BIOS settings are the foundation. Access the BIOS during boot (usually Delete or F2) and look for:

C-States: Processor C-states (C1E, C3, C6, C7, C8) allow the CPU to power down progressively when idle. Ensure all C-states are enabled. Some BIOS menus label this as “Enhanced Intel SpeedStep” or “CPU C-states”.

Package C-States: Deeper than core C-states, these power down the entire socket including uncore (memory controller, LLC). Enable PC6 and PC7 (or the deepest available).

ERP (Energy Related Products): Intel NUC BIOS has an “ERP” or “ErP Lot3” setting that configures the system for lowest standby power by disabling network wakeup, USB charging in sleep, etc. Enable this if you do not need these features.

Intel Speed Shift / HWP: Enable if available. This allows the hardware (not the OS governor) to manage P-states with lower latency and better efficiency than software governors.

Turbo Boost: Consider disabling for always-on workloads with consistent light load.
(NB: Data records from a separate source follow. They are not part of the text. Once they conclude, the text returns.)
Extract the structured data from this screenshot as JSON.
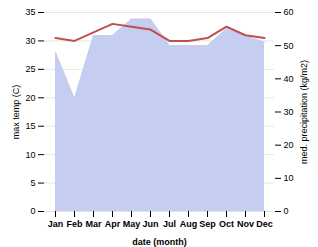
{
  "chart_data": {
    "type": "line",
    "categories": [
      "Jan",
      "Feb",
      "Mar",
      "Apr",
      "May",
      "Jun",
      "Jul",
      "Aug",
      "Sep",
      "Oct",
      "Nov",
      "Dec"
    ],
    "xlabel": "date (month)",
    "ylabel": "max temp (C)",
    "y2label": "med. precipitation (kg/m2)",
    "series": [
      {
        "type": "line",
        "color": "#c0504d",
        "values": [
          30.5,
          30.0,
          31.5,
          33.0,
          32.5,
          32.0,
          30.0,
          30.0,
          30.5,
          32.5,
          31.0,
          30.5
        ]
      },
      {
        "type": "area",
        "axis": "y2",
        "color": "#c5cdf0",
        "values": [
          48,
          34,
          53,
          53,
          58,
          58,
          50,
          50,
          50,
          55,
          53,
          51
        ]
      }
    ],
    "ylim": [
      0,
      35
    ],
    "yticks": [
      0,
      5,
      10,
      15,
      20,
      25,
      30,
      35
    ],
    "y2lim": [
      0,
      60
    ],
    "y2ticks": [
      0,
      10,
      20,
      30,
      40,
      50,
      60
    ],
    "grid": true
  }
}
Turbo increases peak performance but the peak thermal design (heatsink, fan) must dissipate it — at idle, the CPU can reach deeper power states without turbo.


10.3 C-State Verification from Linux

After BIOS configuration, verify C-state residency:

sudo turbostat --show Pkg_W,CPU%c1,CPU%c6,CPU%c8,Avg_MHz --interval 5

On an Intel NUC at idle, you should see:

If deep C-states are unavailable, check:

# List available C-states
cat /sys/devices/system/cpu/cpu0/cpuidle/state*/name

# Check if any C-state is disabled
cat /sys/devices/system/cpu/cpu0/cpuidle/state*/disable

10.4 Reading Intel RAPL Energy Counters

RAPL is available on Intel NUCs as well as laptops. Monitor package power continuously:

import time, pathlib

DOMAIN = "intel-rapl:0"
BASE = pathlib.Path(f"/sys/class/powercap/intel-rapl/{DOMAIN}")

def read_energy_uj():
    return int((BASE / "energy_uj").read_text())
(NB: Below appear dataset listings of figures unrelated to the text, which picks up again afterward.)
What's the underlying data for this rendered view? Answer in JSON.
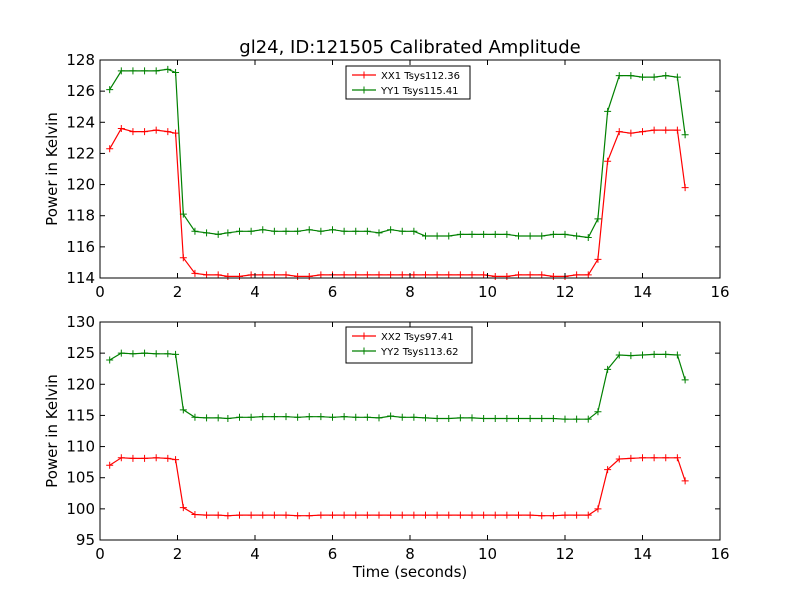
{
  "title": "gl24, ID:121505 Calibrated Amplitude",
  "colors": {
    "red": "#ff0000",
    "green": "#008000",
    "axis": "#000000"
  },
  "chart_data": [
    {
      "type": "line",
      "xlabel": "",
      "ylabel": "Power in Kelvin",
      "xlim": [
        0,
        16
      ],
      "ylim": [
        114,
        128
      ],
      "xticks": [
        0,
        2,
        4,
        6,
        8,
        10,
        12,
        14,
        16
      ],
      "yticks": [
        114,
        116,
        118,
        120,
        122,
        124,
        126,
        128
      ],
      "grid": false,
      "legend": "top-center",
      "x": [
        0.25,
        0.55,
        0.85,
        1.15,
        1.45,
        1.75,
        1.95,
        2.15,
        2.45,
        2.75,
        3.05,
        3.3,
        3.6,
        3.9,
        4.2,
        4.5,
        4.8,
        5.1,
        5.4,
        5.7,
        6.0,
        6.3,
        6.6,
        6.9,
        7.2,
        7.5,
        7.8,
        8.1,
        8.4,
        8.7,
        9.0,
        9.3,
        9.6,
        9.9,
        10.2,
        10.5,
        10.8,
        11.1,
        11.4,
        11.7,
        12.0,
        12.3,
        12.6,
        12.85,
        13.1,
        13.4,
        13.7,
        14.0,
        14.3,
        14.6,
        14.9,
        15.1
      ],
      "series": [
        {
          "name": "XX1 Tsys112.36",
          "color": "#ff0000",
          "values": [
            122.3,
            123.6,
            123.4,
            123.4,
            123.5,
            123.4,
            123.3,
            115.3,
            114.3,
            114.2,
            114.2,
            114.1,
            114.1,
            114.2,
            114.2,
            114.2,
            114.2,
            114.1,
            114.1,
            114.2,
            114.2,
            114.2,
            114.2,
            114.2,
            114.2,
            114.2,
            114.2,
            114.2,
            114.2,
            114.2,
            114.2,
            114.2,
            114.2,
            114.2,
            114.1,
            114.1,
            114.2,
            114.2,
            114.2,
            114.1,
            114.1,
            114.2,
            114.2,
            115.2,
            121.5,
            123.4,
            123.3,
            123.4,
            123.5,
            123.5,
            123.5,
            119.8
          ]
        },
        {
          "name": "YY1 Tsys115.41",
          "color": "#008000",
          "values": [
            126.1,
            127.3,
            127.3,
            127.3,
            127.3,
            127.4,
            127.2,
            118.1,
            117.0,
            116.9,
            116.8,
            116.9,
            117.0,
            117.0,
            117.1,
            117.0,
            117.0,
            117.0,
            117.1,
            117.0,
            117.1,
            117.0,
            117.0,
            117.0,
            116.9,
            117.1,
            117.0,
            117.0,
            116.7,
            116.7,
            116.7,
            116.8,
            116.8,
            116.8,
            116.8,
            116.8,
            116.7,
            116.7,
            116.7,
            116.8,
            116.8,
            116.7,
            116.6,
            117.8,
            124.7,
            127.0,
            127.0,
            126.9,
            126.9,
            127.0,
            126.9,
            123.2
          ]
        }
      ]
    },
    {
      "type": "line",
      "xlabel": "Time (seconds)",
      "ylabel": "Power in Kelvin",
      "xlim": [
        0,
        16
      ],
      "ylim": [
        95,
        130
      ],
      "xticks": [
        0,
        2,
        4,
        6,
        8,
        10,
        12,
        14,
        16
      ],
      "yticks": [
        95,
        100,
        105,
        110,
        115,
        120,
        125,
        130
      ],
      "grid": false,
      "legend": "top-center",
      "x": [
        0.25,
        0.55,
        0.85,
        1.15,
        1.45,
        1.75,
        1.95,
        2.15,
        2.45,
        2.75,
        3.05,
        3.3,
        3.6,
        3.9,
        4.2,
        4.5,
        4.8,
        5.1,
        5.4,
        5.7,
        6.0,
        6.3,
        6.6,
        6.9,
        7.2,
        7.5,
        7.8,
        8.1,
        8.4,
        8.7,
        9.0,
        9.3,
        9.6,
        9.9,
        10.2,
        10.5,
        10.8,
        11.1,
        11.4,
        11.7,
        12.0,
        12.3,
        12.6,
        12.85,
        13.1,
        13.4,
        13.7,
        14.0,
        14.3,
        14.6,
        14.9,
        15.1
      ],
      "series": [
        {
          "name": "XX2 Tsys97.41",
          "color": "#ff0000",
          "values": [
            107.0,
            108.2,
            108.1,
            108.1,
            108.2,
            108.1,
            107.9,
            100.2,
            99.1,
            99.0,
            99.0,
            98.9,
            99.0,
            99.0,
            99.0,
            99.0,
            99.0,
            98.9,
            98.9,
            99.0,
            99.0,
            99.0,
            99.0,
            99.0,
            99.0,
            99.0,
            99.0,
            99.0,
            99.0,
            99.0,
            99.0,
            99.0,
            99.0,
            99.0,
            99.0,
            99.0,
            99.0,
            99.0,
            98.9,
            98.9,
            99.0,
            99.0,
            99.0,
            100.0,
            106.3,
            108.0,
            108.1,
            108.2,
            108.2,
            108.2,
            108.2,
            104.5
          ]
        },
        {
          "name": "YY2 Tsys113.62",
          "color": "#008000",
          "values": [
            123.9,
            125.0,
            124.9,
            125.0,
            124.9,
            124.9,
            124.8,
            115.9,
            114.7,
            114.6,
            114.6,
            114.5,
            114.7,
            114.7,
            114.8,
            114.8,
            114.8,
            114.7,
            114.8,
            114.8,
            114.7,
            114.8,
            114.7,
            114.7,
            114.6,
            114.9,
            114.7,
            114.7,
            114.6,
            114.5,
            114.5,
            114.6,
            114.6,
            114.5,
            114.5,
            114.5,
            114.5,
            114.5,
            114.5,
            114.5,
            114.4,
            114.4,
            114.4,
            115.6,
            122.4,
            124.7,
            124.6,
            124.7,
            124.8,
            124.8,
            124.7,
            120.7
          ]
        }
      ]
    }
  ]
}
def monitor(interval=5.0):
    e0 = read_energy_uj()
    while True:
        time.sleep(interval)
        e1 = read_energy_uj()
        power_w = (e1 - e0) / 1e6 / interval
        print(f"Package power: {power_w:.2f} W")
        e0 = e1

monitor()

Full script with subzone breakdown (cores, uncore, DRAM) is in code/rapl_monitor.py.
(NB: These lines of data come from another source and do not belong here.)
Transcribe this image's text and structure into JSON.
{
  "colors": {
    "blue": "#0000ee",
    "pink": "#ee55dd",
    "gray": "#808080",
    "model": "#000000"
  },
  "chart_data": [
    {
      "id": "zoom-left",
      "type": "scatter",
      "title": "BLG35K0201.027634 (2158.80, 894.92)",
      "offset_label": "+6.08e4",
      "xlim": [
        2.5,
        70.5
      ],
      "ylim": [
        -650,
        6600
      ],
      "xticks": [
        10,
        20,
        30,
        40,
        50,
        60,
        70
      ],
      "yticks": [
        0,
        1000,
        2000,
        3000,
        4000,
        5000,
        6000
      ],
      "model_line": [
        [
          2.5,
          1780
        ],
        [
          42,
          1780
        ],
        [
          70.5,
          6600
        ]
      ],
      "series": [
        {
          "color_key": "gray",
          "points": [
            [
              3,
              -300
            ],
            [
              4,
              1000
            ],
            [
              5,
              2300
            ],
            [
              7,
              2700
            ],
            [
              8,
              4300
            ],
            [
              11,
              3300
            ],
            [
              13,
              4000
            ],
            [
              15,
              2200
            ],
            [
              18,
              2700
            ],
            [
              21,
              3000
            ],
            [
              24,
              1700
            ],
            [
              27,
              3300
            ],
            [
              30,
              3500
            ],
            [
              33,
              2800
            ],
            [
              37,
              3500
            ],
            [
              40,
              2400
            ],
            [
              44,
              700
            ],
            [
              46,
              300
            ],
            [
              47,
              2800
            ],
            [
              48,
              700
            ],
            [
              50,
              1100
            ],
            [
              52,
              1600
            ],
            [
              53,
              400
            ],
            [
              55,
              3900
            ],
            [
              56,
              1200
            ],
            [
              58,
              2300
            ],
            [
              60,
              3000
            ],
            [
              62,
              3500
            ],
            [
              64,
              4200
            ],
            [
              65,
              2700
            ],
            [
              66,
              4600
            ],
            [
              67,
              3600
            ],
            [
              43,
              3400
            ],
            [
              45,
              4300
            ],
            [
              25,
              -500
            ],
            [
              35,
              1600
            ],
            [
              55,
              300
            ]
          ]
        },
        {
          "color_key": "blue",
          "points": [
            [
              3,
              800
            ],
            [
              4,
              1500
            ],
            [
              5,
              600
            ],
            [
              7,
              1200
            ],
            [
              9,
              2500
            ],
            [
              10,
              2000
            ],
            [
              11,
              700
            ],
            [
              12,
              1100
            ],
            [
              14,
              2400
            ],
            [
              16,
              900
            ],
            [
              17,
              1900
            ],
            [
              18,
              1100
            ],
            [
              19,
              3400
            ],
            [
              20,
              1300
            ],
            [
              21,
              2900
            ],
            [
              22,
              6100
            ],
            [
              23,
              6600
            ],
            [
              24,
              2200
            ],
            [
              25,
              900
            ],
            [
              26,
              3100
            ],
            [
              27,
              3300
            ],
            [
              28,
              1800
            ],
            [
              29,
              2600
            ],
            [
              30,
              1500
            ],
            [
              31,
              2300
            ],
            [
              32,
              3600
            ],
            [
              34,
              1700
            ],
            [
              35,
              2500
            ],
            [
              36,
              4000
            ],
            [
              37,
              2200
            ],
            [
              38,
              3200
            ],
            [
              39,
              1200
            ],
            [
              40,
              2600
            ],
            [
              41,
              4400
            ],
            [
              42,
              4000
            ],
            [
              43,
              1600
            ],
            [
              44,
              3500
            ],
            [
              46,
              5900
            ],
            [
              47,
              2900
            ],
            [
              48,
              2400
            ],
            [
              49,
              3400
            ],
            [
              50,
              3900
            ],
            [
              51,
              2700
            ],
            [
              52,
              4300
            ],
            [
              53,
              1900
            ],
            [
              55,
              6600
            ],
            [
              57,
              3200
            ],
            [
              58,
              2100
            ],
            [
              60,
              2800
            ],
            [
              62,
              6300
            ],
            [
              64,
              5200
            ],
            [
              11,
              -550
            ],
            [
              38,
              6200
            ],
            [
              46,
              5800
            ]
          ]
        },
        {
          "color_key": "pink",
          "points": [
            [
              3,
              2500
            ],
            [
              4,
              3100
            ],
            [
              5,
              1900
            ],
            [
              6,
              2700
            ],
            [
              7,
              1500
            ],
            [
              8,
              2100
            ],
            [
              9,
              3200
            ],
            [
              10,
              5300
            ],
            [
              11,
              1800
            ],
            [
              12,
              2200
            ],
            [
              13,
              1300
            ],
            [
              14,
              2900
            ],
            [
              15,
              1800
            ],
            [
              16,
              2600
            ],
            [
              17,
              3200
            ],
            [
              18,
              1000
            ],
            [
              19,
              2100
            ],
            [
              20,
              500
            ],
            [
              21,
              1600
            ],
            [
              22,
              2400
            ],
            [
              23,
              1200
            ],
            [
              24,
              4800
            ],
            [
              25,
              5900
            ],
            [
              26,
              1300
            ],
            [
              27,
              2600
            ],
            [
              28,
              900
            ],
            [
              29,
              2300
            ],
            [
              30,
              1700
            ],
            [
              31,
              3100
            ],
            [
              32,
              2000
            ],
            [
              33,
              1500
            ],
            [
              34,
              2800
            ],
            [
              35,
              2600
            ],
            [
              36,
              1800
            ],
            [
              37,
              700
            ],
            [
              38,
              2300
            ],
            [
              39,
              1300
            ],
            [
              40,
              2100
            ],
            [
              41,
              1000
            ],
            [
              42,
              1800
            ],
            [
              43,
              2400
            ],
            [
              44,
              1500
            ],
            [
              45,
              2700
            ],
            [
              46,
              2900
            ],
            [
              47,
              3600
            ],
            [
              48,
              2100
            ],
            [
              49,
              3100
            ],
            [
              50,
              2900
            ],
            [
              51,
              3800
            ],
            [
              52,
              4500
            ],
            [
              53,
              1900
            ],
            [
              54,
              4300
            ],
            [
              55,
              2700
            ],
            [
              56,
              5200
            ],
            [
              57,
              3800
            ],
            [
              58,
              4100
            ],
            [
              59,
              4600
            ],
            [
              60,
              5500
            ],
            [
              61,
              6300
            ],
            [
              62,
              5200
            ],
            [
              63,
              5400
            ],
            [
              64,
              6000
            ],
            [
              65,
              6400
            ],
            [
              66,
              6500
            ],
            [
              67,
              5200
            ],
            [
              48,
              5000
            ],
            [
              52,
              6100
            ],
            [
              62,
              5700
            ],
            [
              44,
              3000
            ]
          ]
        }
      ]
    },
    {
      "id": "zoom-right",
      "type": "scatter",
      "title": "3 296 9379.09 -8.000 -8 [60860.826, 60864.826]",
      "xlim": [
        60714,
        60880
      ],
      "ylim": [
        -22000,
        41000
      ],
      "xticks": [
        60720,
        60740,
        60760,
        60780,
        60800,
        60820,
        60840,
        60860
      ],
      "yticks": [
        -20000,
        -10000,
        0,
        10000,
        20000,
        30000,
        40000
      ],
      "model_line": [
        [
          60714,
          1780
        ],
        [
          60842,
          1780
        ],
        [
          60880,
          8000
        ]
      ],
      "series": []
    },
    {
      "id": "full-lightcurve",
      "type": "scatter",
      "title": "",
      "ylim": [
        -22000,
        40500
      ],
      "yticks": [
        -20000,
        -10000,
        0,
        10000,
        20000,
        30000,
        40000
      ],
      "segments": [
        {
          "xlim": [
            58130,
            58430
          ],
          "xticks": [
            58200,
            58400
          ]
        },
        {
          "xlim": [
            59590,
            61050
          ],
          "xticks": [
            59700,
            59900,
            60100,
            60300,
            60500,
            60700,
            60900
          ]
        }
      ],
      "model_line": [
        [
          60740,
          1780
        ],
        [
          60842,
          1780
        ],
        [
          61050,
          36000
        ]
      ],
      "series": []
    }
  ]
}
10.5 tuned: Power Profiles on RHEL/Fedora Systems

tuned is a system daemon that applies comprehensive power profiles. On Fedora/RHEL-based systems it is the recommended tool over manual sysfs manipulation.

sudo dnf install tuned
sudo systemctl enable --now tuned

# List available profiles
tuned-adm list

# Apply the power-saving profile
tuned-adm profile powersave

# Or the balanced profile (good default for always-on servers)
tuned-adm profile balanced

# Check active profile
tuned-adm active

The powersave profile applies CPU governor, disk APM, ASPM, and USB autosuspend settings similar to TLP on battery. For a NUC, balanced or a custom profile is often more appropriate — powersave may be overly aggressive and cause latency issues.


10.6 Raspberry Pi Power Optimization

For Raspberry Pi 4 and 5 used as small servers:

Disable HDMI output (saves ~25 mA on Pi 4):

sudo tvservice -o   # temporary
# For permanent: add "dtoverlay=disable-bt" to /boot/config.txt

Disable unused interfaces:

# /boot/config.txt
dtoverlay=disable-bt    # disable Bluetooth
dtparam=audio=off       # disable audio codec

USB power: If no USB peripherals are connected, USB ports still power the bus controller. Devices connected but idle draw standby current through the hub. Consider using a powered USB hub and disconnecting peripherals you do not need.

CPU frequency governor:

echo powersave | sudo tee /sys/devices/system/cpu/cpu*/cpufreq/scaling_governor

The Pi 5 at idle with a decent governor draws about 2.5–3 W. The Pi 4 draws 3–4 W at idle.